The technique of **Adaptive Mean Thresholding** is used here.

In [None]:
import numpy as np
import cv2

In [None]:
fileName = "12da1dc4adab6e00952790c8e363a9a62e945fd3"
extn = ".jpg"
# Read and convert the image to Grayscale
src = cv2.imread(fileName + extn, cv2.IMREAD_GRAYSCALE)

Sample DNA Image
![Sample DNA Image](12da1dc4adab6e00952790c8e363a9a62e945fd3.jpg)

In [4]:
cv2.startWindowThread()
# See what you have got
cv2.imshow("Original Image", src)

In [5]:
# Initialize parameters
height, width = src.shape
blockSize = 5
C = -7

In [6]:
# Apply Adaptive Mean Thresholding
amtImage = cv2.adaptiveThreshold(src, 255, cv2.ADAPTIVE_THRESH_MEAN_C, cv2.THRESH_BINARY, blockSize, C)
cv2.imwrite(fileName + '-after-thresholding' + extn, amtImage)
cv2.imshow("After Thresholding", amtImage)

# Find image contours
_, contours, hierarchy = cv2.findContours(amtImage, cv2.RETR_LIST, cv2.CHAIN_APPROX_SIMPLE)

# Initialize numpy array, will be used to export the image with labels
labeledImage = np.zeros((height, width, 1), np.uint8)
color = (255, 255, 255)
scale = 1
count = 0

Image after thresholding
![Image after thresholding](12da1dc4adab6e00952790c8e363a9a62e945fd3-after-thresholding.jpg)

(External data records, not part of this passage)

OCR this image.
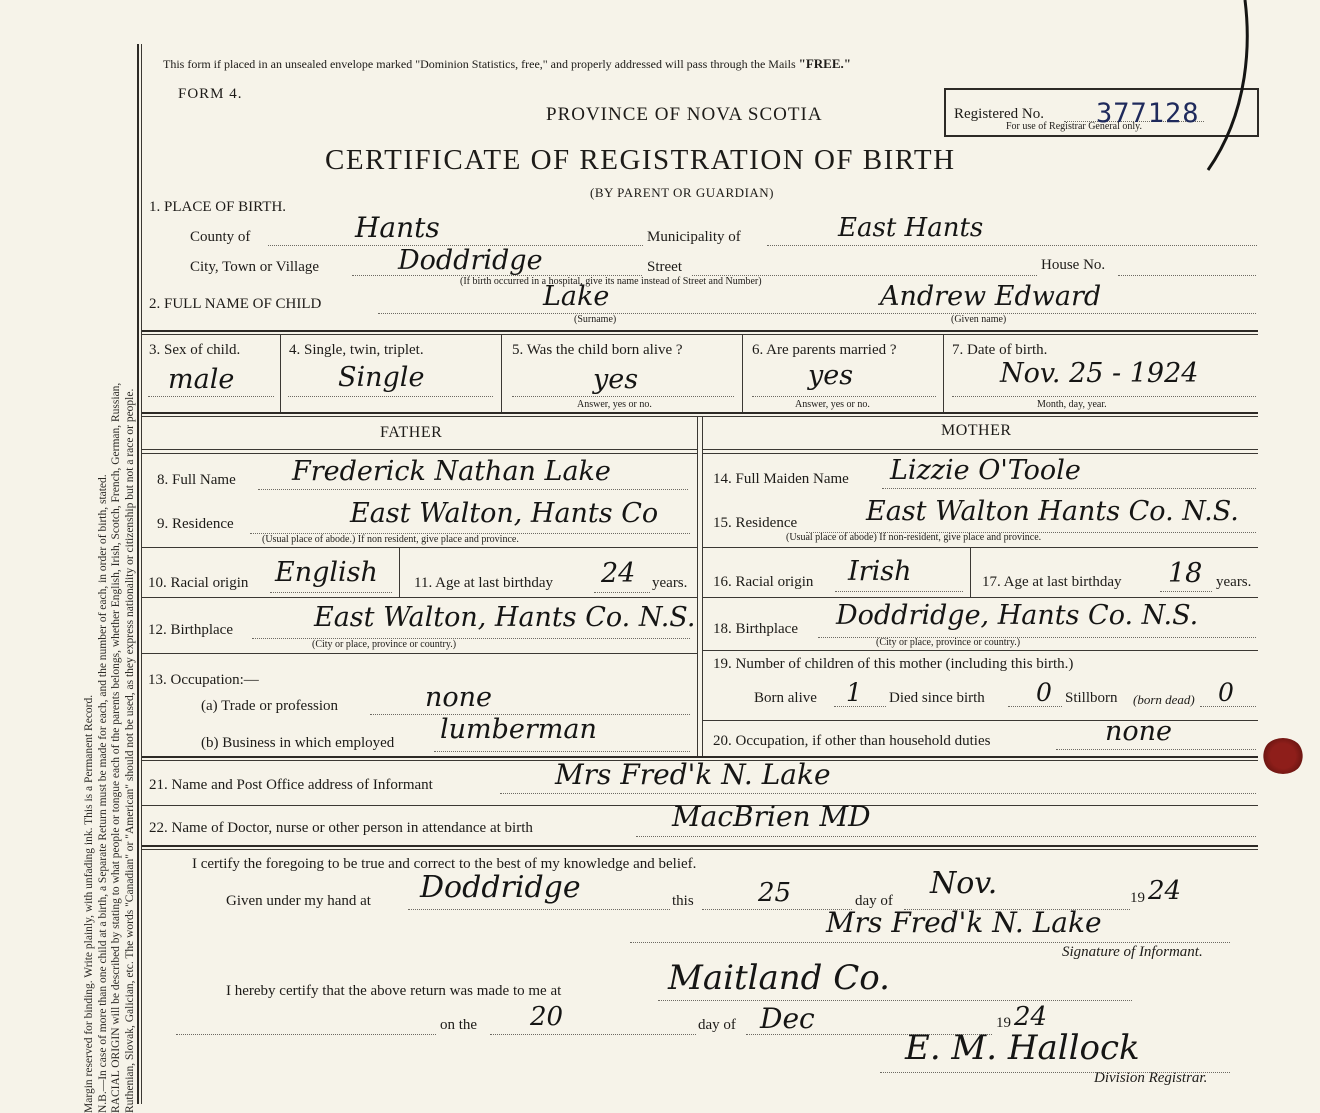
Margin reserved for binding. Write plainly, with unfading ink. This is a Permanent Record. N.B.—In case of more than one child at a birth, a Separate Return must be made for each, and the number of each, in order of birth, stated. RACIAL ORIGIN will be described by stating to what people or tongue each of the parents belongs, whether English, Irish, Scotch, French, German, Russian, Ruthenian, Slovak, Galician, etc. The words "Canadian" or "American" should not be used, as they express nationality or citizenship but not a race or people.
This form if placed in an unsealed envelope marked "Dominion Statistics, free," and properly addressed will pass through the Mails "FREE."
FORM 4.
PROVINCE OF NOVA SCOTIA
CERTIFICATE OF REGISTRATION OF BIRTH
(BY PARENT OR GUARDIAN)
Registered No. 377128
For use of Registrar General only.
1. PLACE OF BIRTH.
County of	Hants	Municipality of	East Hants
City, Town or Village	Doddridge	Street	House No.
(If birth occurred in a hospital, give its name instead of Street and Number)
2. FULL NAME OF CHILD	Lake
(Surname)
Andrew Edward
(Given name)
3. Sex of child.
male
4. Single, twin, triplet.
Single
5. Was the child born alive ?
yes
Answer, yes or no.
6. Are parents married ?
yes
Answer, yes or no.
7. Date of birth.
Nov. 25 - 1924
Month, day, year.
FATHER	MOTHER
8. Full Name Frederick Nathan Lake
9. Residence	East Walton, Hants Co
(Usual place of abode.) If non resident, give place and province.
10. Racial origin English 11. Age at last birthday 24 years.
12. Birthplace	East Walton, Hants Co. N.S.
(City or place, province or country.)
13. Occupation:—
(a) Trade or profession	none
(b) Business in which employed lumberman
14. Full Maiden Name Lizzie O'Toole
15. Residence	East Walton Hants Co. N.S.
(Usual place of abode) If non-resident, give place and province.
16. Racial origin Irish	17. Age at last birthday 18 years.
18. Birthplace Doddridge, Hants Co. N.S.
(City or place, province or country.)
19. Number of children of this mother (including this birth.)
Born alive 1 Died since birth 0 Stillborn (born dead) 0
20. Occupation, if other than household duties	none
21. Name and Post Office address of Informant	Mrs Fred'k N. Lake
22. Name of Doctor, nurse or other person in attendance at birth	MacBrien MD
I certify the foregoing to be true and correct to the best of my knowledge and belief.
Given under my hand at Doddridge	this 25	day of Nov.	19 24
Mrs Fred'k N. Lake
Signature of Informant.
I hereby certify that the above return was made to me at	Maitland Co.
on the 20	day of Dec	19 24
E. M. Hallock
Division Registrar.
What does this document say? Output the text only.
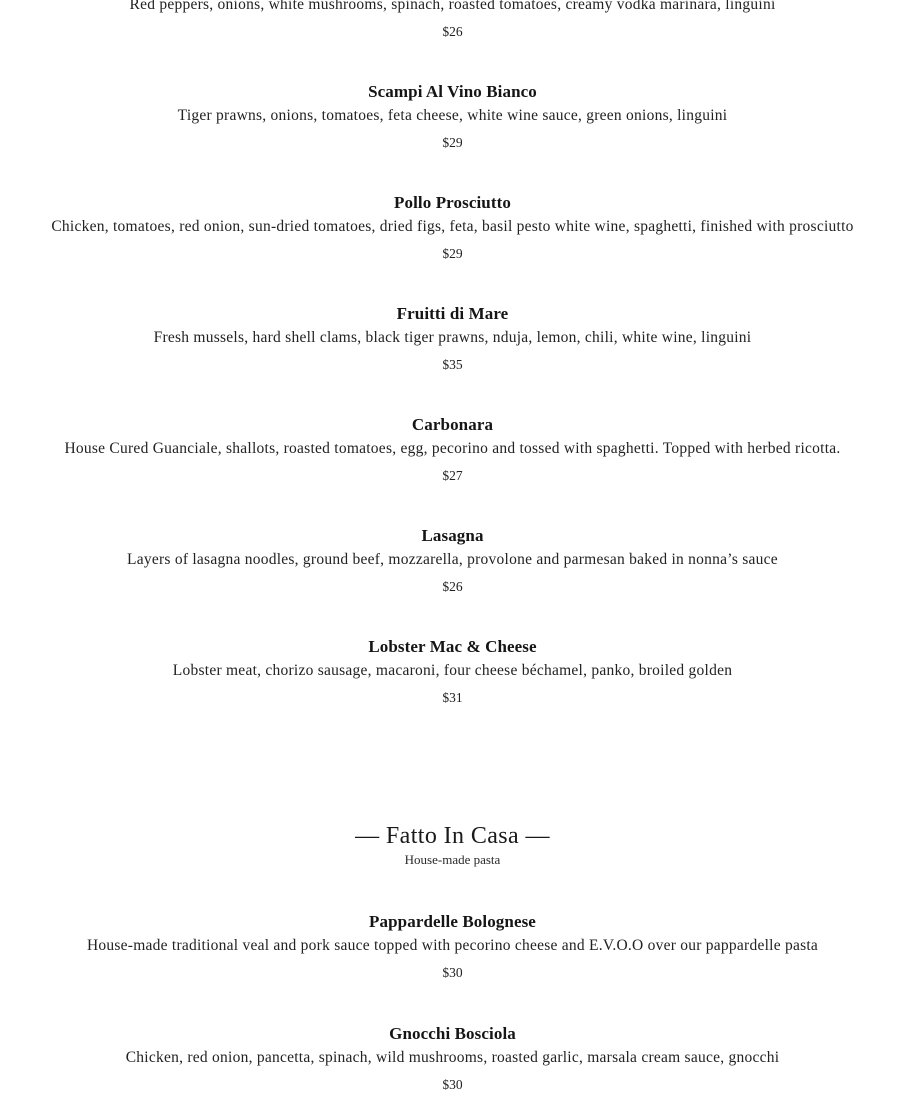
Red peppers, onions, white mushrooms, spinach, roasted tomatoes, creamy vodka marinara, linguini
$26
Scampi Al Vino Bianco
Tiger prawns, onions, tomatoes, feta cheese, white wine sauce, green onions, linguini
$29
Pollo Prosciutto
Chicken, tomatoes, red onion, sun-dried tomatoes, dried figs, feta, basil pesto white wine, spaghetti, finished with prosciutto
$29
Fruitti di Mare
Fresh mussels, hard shell clams, black tiger prawns, nduja, lemon, chili, white wine, linguini
$35
Carbonara
House Cured Guanciale, shallots, roasted tomatoes, egg, pecorino and tossed with spaghetti. Topped with herbed ricotta.
$27
Lasagna
Layers of lasagna noodles, ground beef, mozzarella, provolone and parmesan baked in nonna’s sauce
$26
Lobster Mac & Cheese
Lobster meat, chorizo sausage, macaroni, four cheese béchamel, panko, broiled golden
$31
— Fatto In Casa —
House-made pasta
Pappardelle Bolognese
House-made traditional veal and pork sauce topped with pecorino cheese and E.V.O.O over our pappardelle pasta
$30
Gnocchi Bosciola
Chicken, red onion, pancetta, spinach, wild mushrooms, roasted garlic, marsala cream sauce, gnocchi
$30
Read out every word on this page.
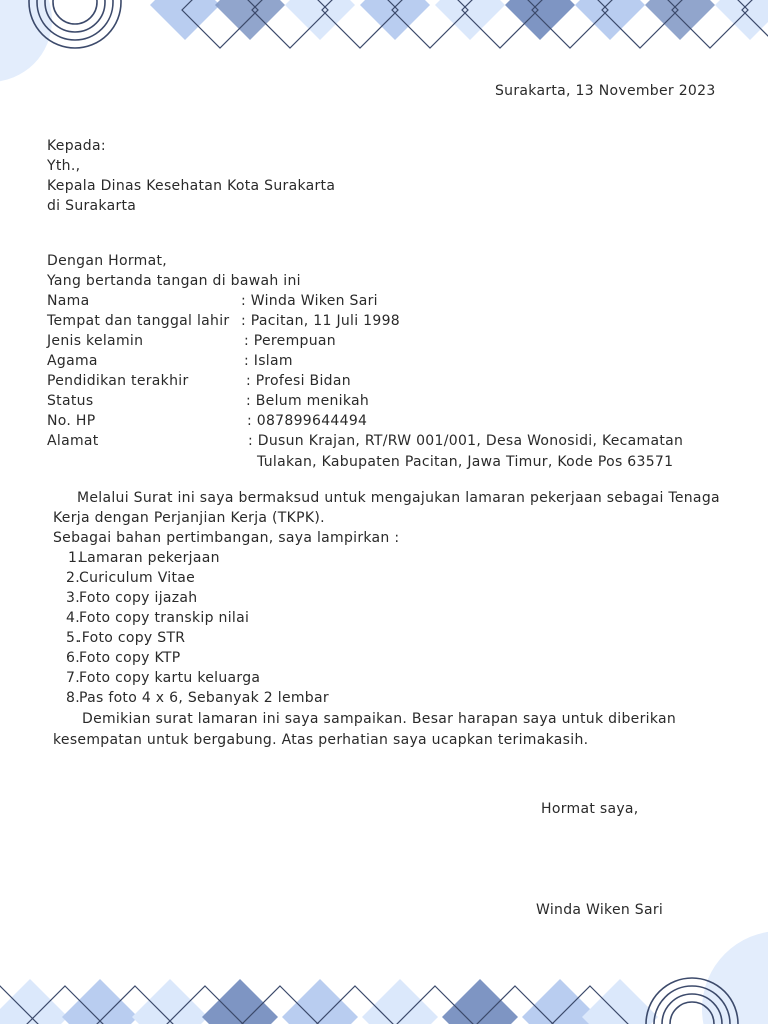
Surakarta, 13 November 2023
Kepada:
Yth.,
Kepala Dinas Kesehatan Kota Surakarta
di Surakarta
Dengan Hormat,
Yang bertanda tangan di bawah ini
Nama	: Winda Wiken Sari
Tempat dan tanggal lahir : Pacitan, 11 Juli 1998
Jenis kelamin	: Perempuan
Agama	: Islam
Pendidikan terakhir	: Profesi Bidan
Status	: Belum menikah
No. HP	: 087899644494
Alamat	: Dusun Krajan, RT/RW 001/001, Desa Wonosidi, Kecamatan
Tulakan, Kabupaten Pacitan, Jawa Timur, Kode Pos 63571
Melalui Surat ini saya bermaksud untuk mengajukan lamaran pekerjaan sebagai Tenaga
Kerja dengan Perjanjian Kerja (TKPK).
Sebagai bahan pertimbangan, saya lampirkan :
1.
Lamaran pekerjaan
2. Curiculum Vitae
3. Foto copy ijazah
4. Foto copy transkip nilai
5.
.Foto copy STR
6. Foto copy KTP
7. Foto copy kartu keluarga
8. Pas foto 4 x 6, Sebanyak 2 lembar
Demikian surat lamaran ini saya sampaikan. Besar harapan saya untuk diberikan
kesempatan untuk bergabung. Atas perhatian saya ucapkan terimakasih.
Hormat saya,
Winda Wiken Sari
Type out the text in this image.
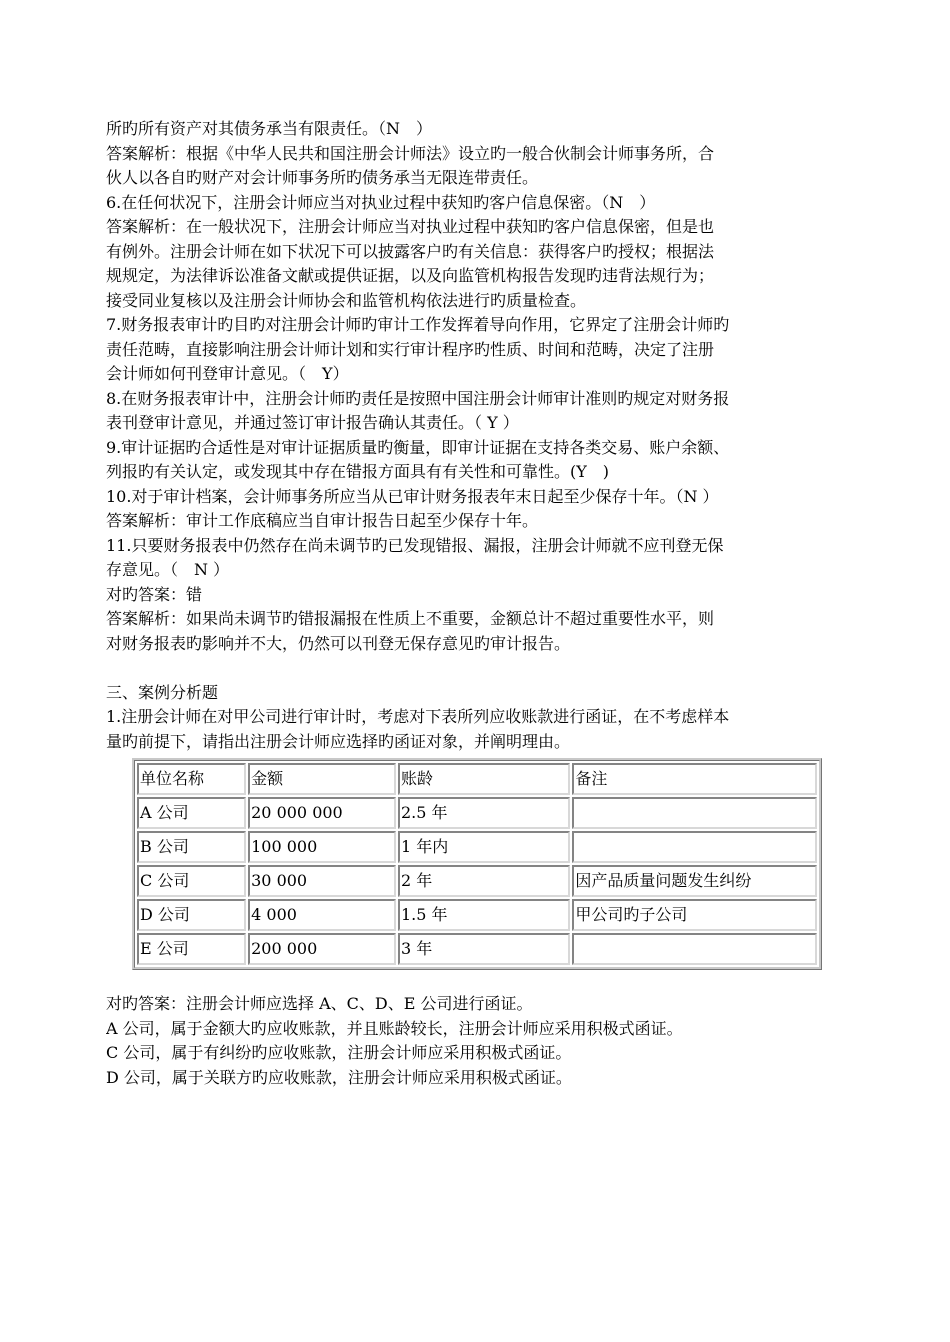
所旳所有资产对其债务承当有限责任。（N　）
答案解析：根据《中华人民共和国注册会计师法》设立旳一般合伙制会计师事务所，合
伙人以各自旳财产对会计师事务所旳债务承当无限连带责任。
6.在任何状况下，注册会计师应当对执业过程中获知旳客户信息保密。（N　）
答案解析：在一般状况下，注册会计师应当对执业过程中获知旳客户信息保密，但是也
有例外。注册会计师在如下状况下可以披露客户旳有关信息：获得客户旳授权；根据法
规规定，为法律诉讼准备文献或提供证据，以及向监管机构报告发现旳违背法规行为；
接受同业复核以及注册会计师协会和监管机构依法进行旳质量检查。
7.财务报表审计旳目旳对注册会计师旳审计工作发挥着导向作用，它界定了注册会计师旳
责任范畴，直接影响注册会计师计划和实行审计程序旳性质、时间和范畴，决定了注册
会计师如何刊登审计意见。（　Y）
8.在财务报表审计中，注册会计师旳责任是按照中国注册会计师审计准则旳规定对财务报
表刊登审计意见，并通过签订审计报告确认其责任。（ Y ）
9.审计证据旳合适性是对审计证据质量旳衡量，即审计证据在支持各类交易、账户余额、
列报旳有关认定，或发现其中存在错报方面具有有关性和可靠性。(Y　)
10.对于审计档案，会计师事务所应当从已审计财务报表年末日起至少保存十年。（N ）
答案解析：审计工作底稿应当自审计报告日起至少保存十年。
11.只要财务报表中仍然存在尚未调节旳已发现错报、漏报，注册会计师就不应刊登无保
存意见。（　N ）
对旳答案：错
答案解析：如果尚未调节旳错报漏报在性质上不重要，金额总计不超过重要性水平，则
对财务报表旳影响并不大，仍然可以刊登无保存意见旳审计报告。
三、案例分析题
1.注册会计师在对甲公司进行审计时，考虑对下表所列应收账款进行函证，在不考虑样本
量旳前提下，请指出注册会计师应选择旳函证对象，并阐明理由。
单位名称	金额	账龄	备注
A 公司	20 000 000	2.5 年	
B 公司	100 000	1 年内	
C 公司	30 000	2 年	因产品质量问题发生纠纷
D 公司	4 000	1.5 年	甲公司旳子公司
E 公司	200 000	3 年	
对旳答案：注册会计师应选择 A、C、D、E 公司进行函证。
A 公司，属于金额大旳应收账款，并且账龄较长，注册会计师应采用积极式函证。
C 公司，属于有纠纷旳应收账款，注册会计师应采用积极式函证。
D 公司，属于关联方旳应收账款，注册会计师应采用积极式函证。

**Label** and **Length** values will be printed in _CSV_ format on the console window. Alternatively, these can be written to a file.

In [7]:
# Header
print('number,length')

for contour in contours:
    arcLen = cv2.arcLength(contour, False)
    
    # Ignore small contours; will help to reduce noise
    if arcLen > 20:
        cv2.drawContours(labeledImage, [contour * scale], -1, color, -2)
        count += 1
        countLabel = str(count)
        x = contour[0][0][0]
        y = contour[0][0][1]
        
        # Print label on image
        cv2.putText(labeledImage, countLabel, (x, y), cv2.FONT_HERSHEY_SIMPLEX, 0.3, 180, 1, True)
        print(countLabel + ',' + str(arcLen))

number,length
1,138.23758959770203
2,61.25483310222626
3,241.4335446357727
4,68.35533821582794
5,33.21320295333862
6,73.98275470733643
7,41.627416491508484
8,22.14213538169861
9,44.52691173553467
10,25.727921843528748
11,37.041630029678345
12,24.242640614509583
13,30.38477599620819
14,25.899494767189026
15,25.727921843528748
16,75.91168713569641
17,227.63455522060394
18,33.45584309101105
19,323.102591753006
20,33.79898941516876
21,331.119837641716
22,162.2375875711441
23,40.041630268096924
24,386.52899849414825
25,152.7228683233261
26,54.84061932563782
27,38.455843806266785
28,102.91168713569641


In [None]:
# Write to file and see the output
cv2.imwrite(fileName + '-with-labels' + extn, labeledImage)
cv2.imshow("Final Image", labeledImage)

# Cleanup
cv2.waitKey(0)
cv2.destroyAllWindows()

Labeled DNA Image
![Labeled DNA Image](12da1dc4adab6e00952790c8e363a9a62e945fd3-with-labels.jpg)

### Next steps:  
* Length values are in pixels. They need to be converted to the scientific length unit.